Public officials joined artists, social philosophers, and reformers in confronting the challenges of modern life. The "state," which comprised public agencies on the national, state, regional, and local levels, was a vital participant in the effort to steer, soften, or limit the impact of economic, social, and cultural changes that followed in the wake of high industrial capitalism in Germany. The state oversaw the finest system of public education in the world, and it sought to ensure that children were trained in the basic skills needed to cope with the demands of an industrial economy (Doc. 1). Children who advanced into secondary schools were drawn as a rule from better-situated families, and their training was oriented towards professional and bureaucratic careers (in the case of boys) or (in the case of girls) towards being the wives of men who pursued those very careers (Docs. 2, 3).
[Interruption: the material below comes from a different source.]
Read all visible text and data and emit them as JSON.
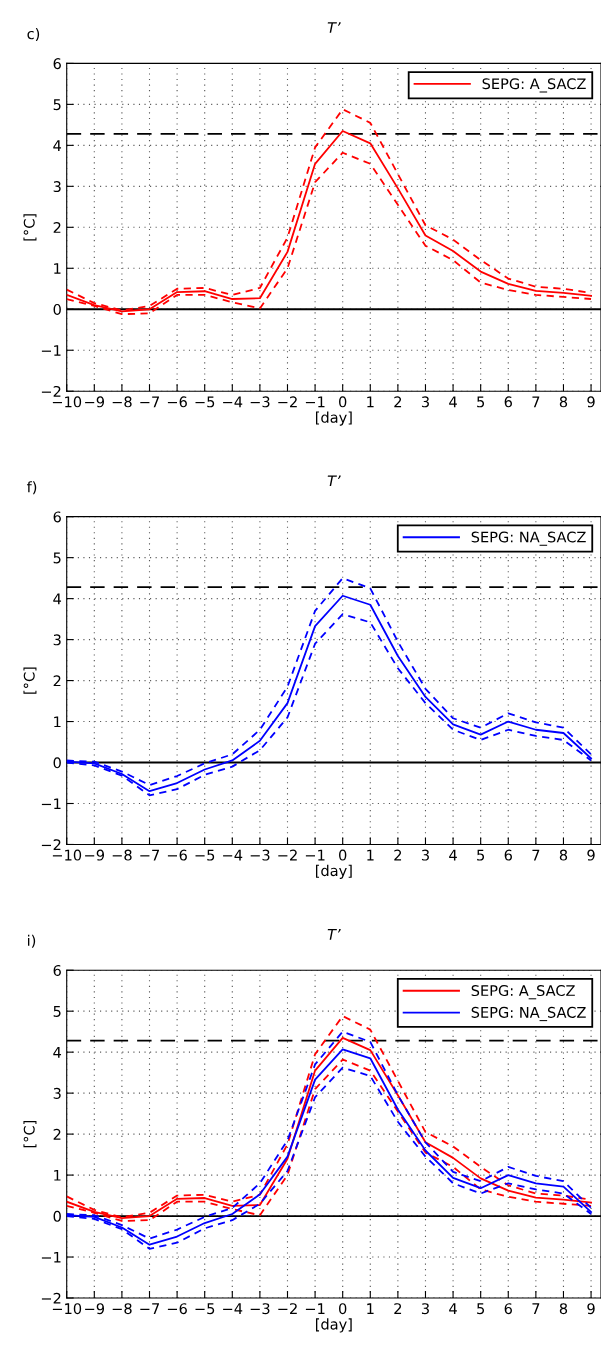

The principal object of the state's concern, however, was the industrial working class, whose growth and organization in labor unions and political parties appeared to pose a threat to the social and political order. The repertoire of public policies to deal with this threat included both repression and a remarkably progressive program of protection and social insurance, the basis of which had been laid in the 1880s but underwent significant expansion in the Wilhelmine era, thanks in part to the support of officials like Hans Hermann von Berlepsch, the Prussian Minister of Commerce and Industry in the 1890s (Docs. 4, 5, 6). Public welfare marked out a dimension of a broader phenomenon, which a Socialist economist soon thereafter called "organized capitalism" – the growing interpenetration of public and private institutions, as public bureaucracies sought to promote and regulate economic development, and enterprise itself became increasingly organized along bureaucratic lines (Docs. 7, 8). In this respect, the extension of welfare benefits to white-collar employees in 1911 was a moment of both practical and symbolic significance (Doc. 9, 10).